State signs new Medicaid Managed Care contracts, makes changes to address complaints from providers

In April of this year, the Cabinet for Health and Family Services (CHFS) announced that the state’s Managed Care Organizations (MCOs) would need to rebid for contracts that were set to expire June 30, 2015. It was announced Wednesday that the state has signed new contracts, effective yesterday, with all five existing MCOs-Wellcare, Coventry, Passport, Anthem and Humana.

These MCOs provide healthcare insurance services to all Kentuckians who meet Medicaid requirements. Under Medicaid expansion, an individual can qualify for Medicaid if they may less than $16,000 a year, or $36,000 for a family of four.

Kentucky moved to a managed care system for Medicaid four years ago in an effort to control rising Medicaid costs and improve quality, utilization and health outcomes. CHFS has stated that the move to managed care has resulted in savings to the state at more than $1.3 billion. Currently Medicaid is 25 percent of the state’s budget with over $4.4 billion given to the MCOs.

Though the move to managed care has saved the state money, the implementation has not been seamless. The new contracts are meant to address complaints from providers regarding slow payments, complicated forms and unnecessary denials.

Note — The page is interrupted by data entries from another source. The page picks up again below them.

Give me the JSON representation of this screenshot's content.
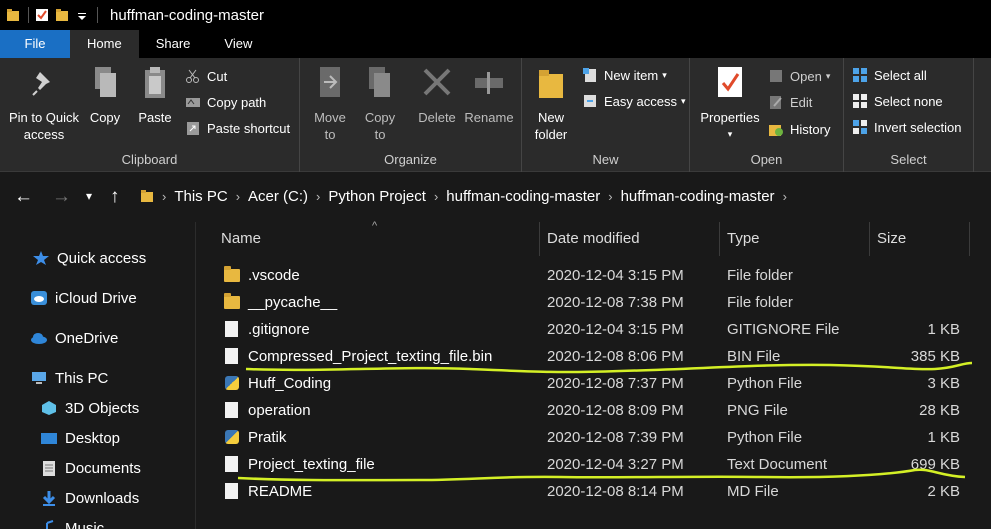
{
  "window": {
    "title": "huffman-coding-master"
  },
  "tabs": [
    {
      "label": "File"
    },
    {
      "label": "Home"
    },
    {
      "label": "Share"
    },
    {
      "label": "View"
    }
  ],
  "ribbon": {
    "clipboard": {
      "label": "Clipboard",
      "pin_line1": "Pin to Quick",
      "pin_line2": "access",
      "copy": "Copy",
      "paste": "Paste",
      "cut": "Cut",
      "copy_path": "Copy path",
      "paste_shortcut": "Paste shortcut"
    },
    "organize": {
      "label": "Organize",
      "move_to_line1": "Move",
      "move_to_line2": "to",
      "copy_to_line1": "Copy",
      "copy_to_line2": "to",
      "delete": "Delete",
      "rename": "Rename"
    },
    "new": {
      "label": "New",
      "new_folder_line1": "New",
      "new_folder_line2": "folder",
      "new_item": "New item",
      "easy_access": "Easy access"
    },
    "open": {
      "label": "Open",
      "properties": "Properties",
      "open": "Open",
      "edit": "Edit",
      "history": "History"
    },
    "select": {
      "label": "Select",
      "select_all": "Select all",
      "select_none": "Select none",
      "invert_selection": "Invert selection"
    }
  },
  "breadcrumb": [
    "This PC",
    "Acer (C:)",
    "Python Project",
    "huffman-coding-master",
    "huffman-coding-master"
  ],
  "sidebar": [
    {
      "label": "Quick access",
      "icon": "star-icon"
    },
    {
      "label": "iCloud Drive",
      "icon": "icloud-icon"
    },
    {
      "label": "OneDrive",
      "icon": "onedrive-icon"
    },
    {
      "label": "This PC",
      "icon": "this-pc-icon"
    },
    {
      "label": "3D Objects",
      "icon": "3d-objects-icon"
    },
    {
      "label": "Desktop",
      "icon": "desktop-icon"
    },
    {
      "label": "Documents",
      "icon": "documents-icon"
    },
    {
      "label": "Downloads",
      "icon": "downloads-icon"
    },
    {
      "label": "Music",
      "icon": "music-icon"
    }
  ],
  "columns": {
    "name": "Name",
    "date": "Date modified",
    "type": "Type",
    "size": "Size"
  },
  "files": [
    {
      "name": ".vscode",
      "date": "2020-12-04 3:15 PM",
      "type": "File folder",
      "size": "",
      "icon": "folder-icon"
    },
    {
      "name": "__pycache__",
      "date": "2020-12-08 7:38 PM",
      "type": "File folder",
      "size": "",
      "icon": "folder-icon"
    },
    {
      "name": ".gitignore",
      "date": "2020-12-04 3:15 PM",
      "type": "GITIGNORE File",
      "size": "1 KB",
      "icon": "file-icon"
    },
    {
      "name": "Compressed_Project_texting_file.bin",
      "date": "2020-12-08 8:06 PM",
      "type": "BIN File",
      "size": "385 KB",
      "icon": "file-icon"
    },
    {
      "name": "Huff_Coding",
      "date": "2020-12-08 7:37 PM",
      "type": "Python File",
      "size": "3 KB",
      "icon": "python-file-icon"
    },
    {
      "name": "operation",
      "date": "2020-12-08 8:09 PM",
      "type": "PNG File",
      "size": "28 KB",
      "icon": "file-icon"
    },
    {
      "name": "Pratik",
      "date": "2020-12-08 7:39 PM",
      "type": "Python File",
      "size": "1 KB",
      "icon": "python-file-icon"
    },
    {
      "name": "Project_texting_file",
      "date": "2020-12-04 3:27 PM",
      "type": "Text Document",
      "size": "699 KB",
      "icon": "file-icon"
    },
    {
      "name": "README",
      "date": "2020-12-08 8:14 PM",
      "type": "MD File",
      "size": "2 KB",
      "icon": "file-icon"
    }
  ],
  "colors": {
    "accent": "#1a6fc4",
    "highlight": "#d4f026",
    "background": "#191919",
    "ribbon": "#2b2b2b"
  }
}
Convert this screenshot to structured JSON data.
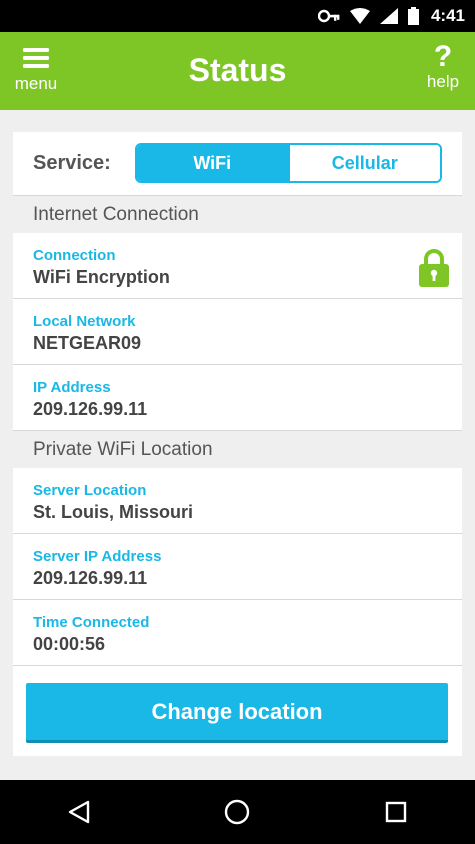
{
  "status_bar": {
    "time": "4:41"
  },
  "app_bar": {
    "title": "Status",
    "menu_label": "menu",
    "help_label": "help",
    "help_glyph": "?"
  },
  "service": {
    "label": "Service:",
    "options": [
      "WiFi",
      "Cellular"
    ],
    "selected": "WiFi"
  },
  "sections": [
    {
      "header": "Internet Connection",
      "rows": [
        {
          "label": "Connection",
          "value": "WiFi Encryption",
          "icon": "lock-icon"
        },
        {
          "label": "Local Network",
          "value": "NETGEAR09"
        },
        {
          "label": "IP Address",
          "value": "209.126.99.11"
        }
      ]
    },
    {
      "header": "Private WiFi Location",
      "rows": [
        {
          "label": "Server Location",
          "value": "St. Louis, Missouri"
        },
        {
          "label": "Server IP Address",
          "value": "209.126.99.11"
        },
        {
          "label": "Time Connected",
          "value": "00:00:56"
        }
      ]
    }
  ],
  "action_button": "Change location",
  "colors": {
    "brand_green": "#7ec626",
    "accent_blue": "#19b8e6"
  }
}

In the press release from CHFS it states that some of the changes to the new contracts include:

    • Establishing a standardized contract for all MCOs with the Commonwealth;
    • Requiring statewide coverage from all contracted MCOs;
    • Mandating that 82-87 percent of member capitation payments to the MCOs must be expended for direct services to Medicaid members;
    • Adding an incentive pool for the MCOs to improve health outcomes;
    • Requiring the use of national standards designated by the Cabinet to determine “medical necessity;”
    • Ensuring the appropriate medical specialists are making “medical necessity” determinations and reviewing cases on behalf of the MCOs;
    • CHFS will be reviewing “medical necessity” denials and denials of payment for emergency room use for contract compliance;
    • Expanding performance requirements for Medicaid members’ pharmacy benefits;
    • Requiring the use of standardized forms for prior-authorization requests, grievances or appeals for members and providers, and claims submittal;
    • Using nationally accepted uniform standards for credentialing all health professionals;
    • Strengthening requirements for the provision of behavioral health services;
    • Developing practical and convenient alternatives to non-emergent emergency room utilization;
    • Requiring timely updates by the MCOs to their online provider network information within 10 days of changes being made to the network;
    • Requiring MCOs to serve persons with Severe Mental Illness (SMI) as persons with special needs; and
    • Increasing penalties for non-conformance with contract requirements.